Abstract

We analyze the optical, UV, and X-ray microlensing variability of the lensed quasar SDSS J0924+ 0219 using six epochs of Chandra data in two energy bands (spanning 0.4-8.0 keV, or 1-20 keV in the quasar rest frame), 10 epochs of F275W (rest-frame 1089 angstrom) Hubble Space Telescope data, and high-cadence R-band (rest-frame 2770 angstrom) monitoring spanning 11 years. Our joint analysis provides robust constraints on the extent of the X-ray continuum emission region and the projected area of the accretion disk. The best-fit half-light radius of the soft X-ray continuum emission region is between 5 x 10(13) and 10(15) cm, and we find an upper limit of 10(15) cm for the hard X-rays. The best-fit soft-band size is about 13 times smaller than the optical size, and roughly 7GM(BH)/c(2) for a 2.8 x 10(8) M-circle dot black hole, similar to the results for other systems.
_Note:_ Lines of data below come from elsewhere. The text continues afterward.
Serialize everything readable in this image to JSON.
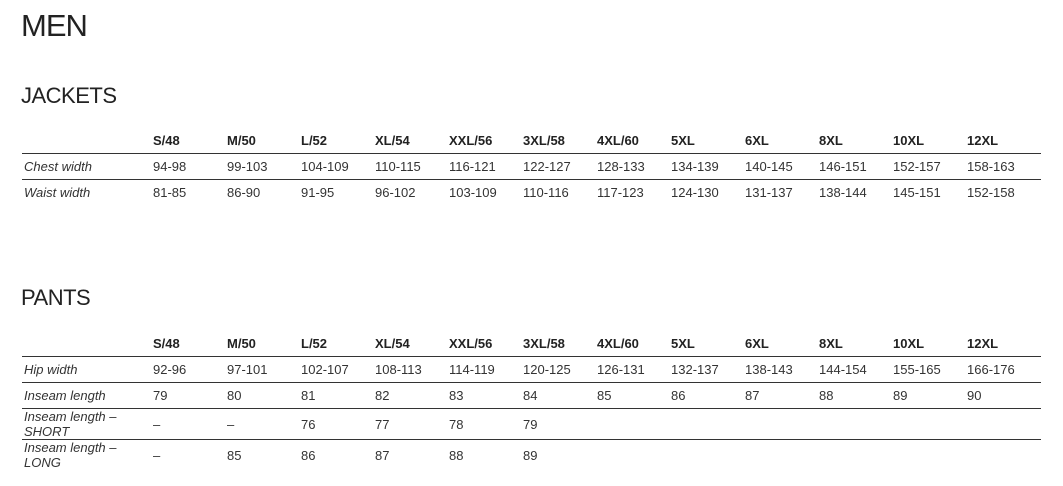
{
  "page_title": "MEN",
  "jackets": {
    "title": "JACKETS",
    "sizes": [
      "S/48",
      "M/50",
      "L/52",
      "XL/54",
      "XXL/56",
      "3XL/58",
      "4XL/60",
      "5XL",
      "6XL",
      "8XL",
      "10XL",
      "12XL"
    ],
    "rows": [
      {
        "label": "Chest width",
        "values": [
          "94-98",
          "99-103",
          "104-109",
          "110-115",
          "116-121",
          "122-127",
          "128-133",
          "134-139",
          "140-145",
          "146-151",
          "152-157",
          "158-163"
        ]
      },
      {
        "label": "Waist width",
        "values": [
          "81-85",
          "86-90",
          "91-95",
          "96-102",
          "103-109",
          "110-116",
          "117-123",
          "124-130",
          "131-137",
          "138-144",
          "145-151",
          "152-158"
        ]
      }
    ]
  },
  "pants": {
    "title": "PANTS",
    "sizes": [
      "S/48",
      "M/50",
      "L/52",
      "XL/54",
      "XXL/56",
      "3XL/58",
      "4XL/60",
      "5XL",
      "6XL",
      "8XL",
      "10XL",
      "12XL"
    ],
    "rows": [
      {
        "label": "Hip width",
        "values": [
          "92-96",
          "97-101",
          "102-107",
          "108-113",
          "114-119",
          "120-125",
          "126-131",
          "132-137",
          "138-143",
          "144-154",
          "155-165",
          "166-176"
        ]
      },
      {
        "label": "Inseam length",
        "values": [
          "79",
          "80",
          "81",
          "82",
          "83",
          "84",
          "85",
          "86",
          "87",
          "88",
          "89",
          "90"
        ]
      },
      {
        "label": "Inseam length – SHORT",
        "values": [
          "–",
          "–",
          "76",
          "77",
          "78",
          "79",
          "",
          "",
          "",
          "",
          "",
          ""
        ]
      },
      {
        "label": "Inseam length – LONG",
        "values": [
          "–",
          "85",
          "86",
          "87",
          "88",
          "89",
          "",
          "",
          "",
          "",
          "",
          ""
        ]
      }
    ]
  }
}
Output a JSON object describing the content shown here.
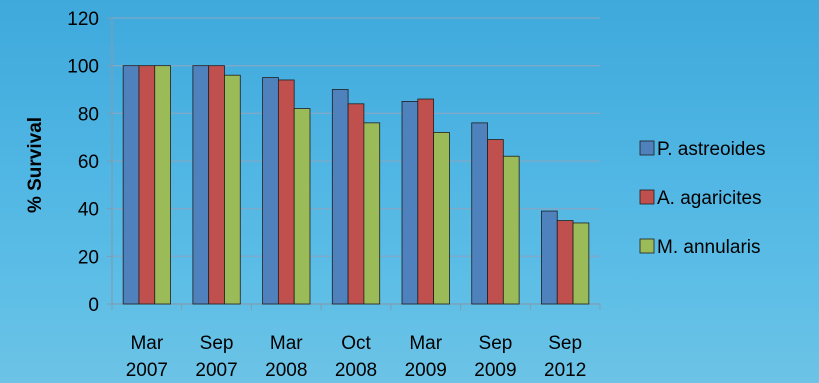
{
  "chart_data": {
    "type": "bar",
    "title": "",
    "xlabel": "",
    "ylabel": "% Survival",
    "ylim": [
      0,
      120
    ],
    "yticks": [
      0,
      20,
      40,
      60,
      80,
      100,
      120
    ],
    "grid": true,
    "legend_position": "right",
    "categories": [
      [
        "Mar",
        "2007"
      ],
      [
        "Sep",
        "2007"
      ],
      [
        "Mar",
        "2008"
      ],
      [
        "Oct",
        "2008"
      ],
      [
        "Mar",
        "2009"
      ],
      [
        "Sep",
        "2009"
      ],
      [
        "Sep",
        "2012"
      ]
    ],
    "series": [
      {
        "name": "P. astreoides",
        "color": "#4f81bd",
        "values": [
          100,
          100,
          95,
          90,
          85,
          76,
          39
        ]
      },
      {
        "name": "A. agaricites",
        "color": "#c0504d",
        "values": [
          100,
          100,
          94,
          84,
          86,
          69,
          35
        ]
      },
      {
        "name": "M. annularis",
        "color": "#9bbb59",
        "values": [
          100,
          96,
          82,
          76,
          72,
          62,
          34
        ]
      }
    ]
  }
}
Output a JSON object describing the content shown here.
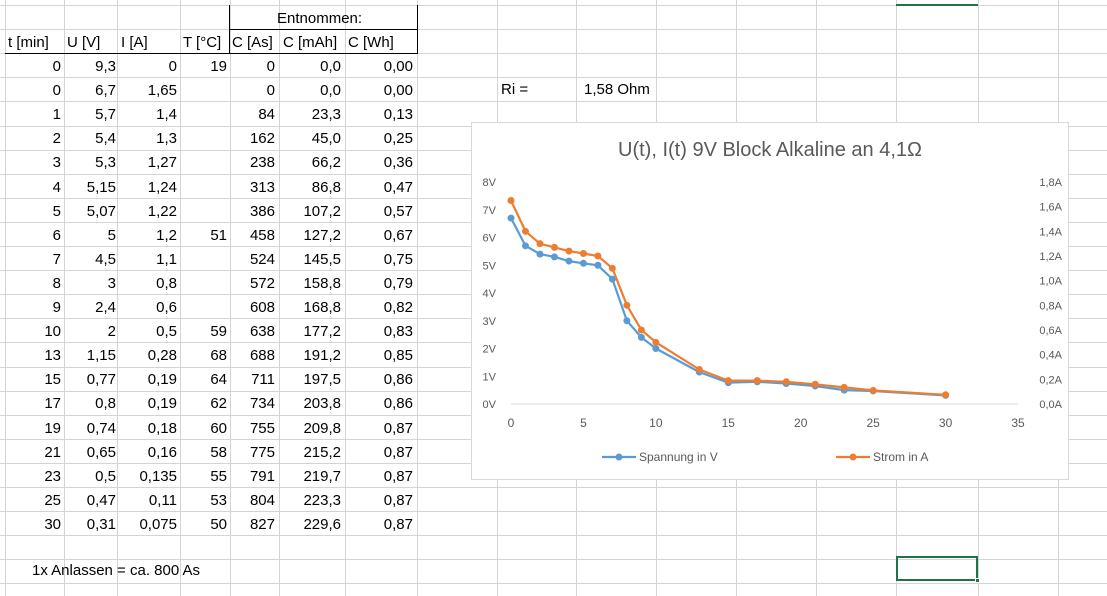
{
  "table": {
    "group_header": "Entnommen:",
    "headers": [
      "t [min]",
      "U [V]",
      "I [A]",
      "T [°C]",
      "C [As]",
      "C [mAh]",
      "C [Wh]"
    ],
    "rows": [
      [
        "0",
        "9,3",
        "0",
        "19",
        "0",
        "0,0",
        "0,00"
      ],
      [
        "0",
        "6,7",
        "1,65",
        "",
        "0",
        "0,0",
        "0,00"
      ],
      [
        "1",
        "5,7",
        "1,4",
        "",
        "84",
        "23,3",
        "0,13"
      ],
      [
        "2",
        "5,4",
        "1,3",
        "",
        "162",
        "45,0",
        "0,25"
      ],
      [
        "3",
        "5,3",
        "1,27",
        "",
        "238",
        "66,2",
        "0,36"
      ],
      [
        "4",
        "5,15",
        "1,24",
        "",
        "313",
        "86,8",
        "0,47"
      ],
      [
        "5",
        "5,07",
        "1,22",
        "",
        "386",
        "107,2",
        "0,57"
      ],
      [
        "6",
        "5",
        "1,2",
        "51",
        "458",
        "127,2",
        "0,67"
      ],
      [
        "7",
        "4,5",
        "1,1",
        "",
        "524",
        "145,5",
        "0,75"
      ],
      [
        "8",
        "3",
        "0,8",
        "",
        "572",
        "158,8",
        "0,79"
      ],
      [
        "9",
        "2,4",
        "0,6",
        "",
        "608",
        "168,8",
        "0,82"
      ],
      [
        "10",
        "2",
        "0,5",
        "59",
        "638",
        "177,2",
        "0,83"
      ],
      [
        "13",
        "1,15",
        "0,28",
        "68",
        "688",
        "191,2",
        "0,85"
      ],
      [
        "15",
        "0,77",
        "0,19",
        "64",
        "711",
        "197,5",
        "0,86"
      ],
      [
        "17",
        "0,8",
        "0,19",
        "62",
        "734",
        "203,8",
        "0,86"
      ],
      [
        "19",
        "0,74",
        "0,18",
        "60",
        "755",
        "209,8",
        "0,87"
      ],
      [
        "21",
        "0,65",
        "0,16",
        "58",
        "775",
        "215,2",
        "0,87"
      ],
      [
        "23",
        "0,5",
        "0,135",
        "55",
        "791",
        "219,7",
        "0,87"
      ],
      [
        "25",
        "0,47",
        "0,11",
        "53",
        "804",
        "223,3",
        "0,87"
      ],
      [
        "30",
        "0,31",
        "0,075",
        "50",
        "827",
        "229,6",
        "0,87"
      ]
    ]
  },
  "ri": {
    "label": "Ri =",
    "value": "1,58 Ohm"
  },
  "note": "1x Anlassen = ca. 800 As",
  "chart_data": {
    "type": "line",
    "title": "U(t), I(t) 9V Block Alkaline an 4,1Ω",
    "x_ticks": [
      "0",
      "5",
      "10",
      "15",
      "20",
      "25",
      "30",
      "35"
    ],
    "xlim": [
      0,
      35
    ],
    "y_left_ticks": [
      "0V",
      "1V",
      "2V",
      "3V",
      "4V",
      "5V",
      "6V",
      "7V",
      "8V"
    ],
    "y_left_lim": [
      0,
      8
    ],
    "y_right_ticks": [
      "0,0A",
      "0,2A",
      "0,4A",
      "0,6A",
      "0,8A",
      "1,0A",
      "1,2A",
      "1,4A",
      "1,6A",
      "1,8A"
    ],
    "y_right_lim": [
      0,
      1.8
    ],
    "legend_position": "bottom",
    "series": [
      {
        "name": "Spannung in V",
        "axis": "left",
        "color": "#5b9bd5",
        "x": [
          0,
          1,
          2,
          3,
          4,
          5,
          6,
          7,
          8,
          9,
          10,
          13,
          15,
          17,
          19,
          21,
          23,
          25,
          30
        ],
        "y": [
          6.7,
          5.7,
          5.4,
          5.3,
          5.15,
          5.07,
          5,
          4.5,
          3,
          2.4,
          2,
          1.15,
          0.77,
          0.8,
          0.74,
          0.65,
          0.5,
          0.47,
          0.31
        ]
      },
      {
        "name": "Strom in A",
        "axis": "right",
        "color": "#ed7d31",
        "x": [
          0,
          1,
          2,
          3,
          4,
          5,
          6,
          7,
          8,
          9,
          10,
          13,
          15,
          17,
          19,
          21,
          23,
          25,
          30
        ],
        "y": [
          1.65,
          1.4,
          1.3,
          1.27,
          1.24,
          1.22,
          1.2,
          1.1,
          0.8,
          0.6,
          0.5,
          0.28,
          0.19,
          0.19,
          0.18,
          0.16,
          0.135,
          0.11,
          0.075
        ]
      }
    ]
  }
}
We find that the UV emitting region falls in between the optical and X-ray emitting regions at 10(14) cm < r(1/2,UV) <3x10(15) cm. Finally, the optical size is significantly larger, by 1.5 sigma, than the theoretical thin-disk estimate based on the observed, magnification-corrected I-band flux, suggesting a shallower temperature profile than expected for a standard disk.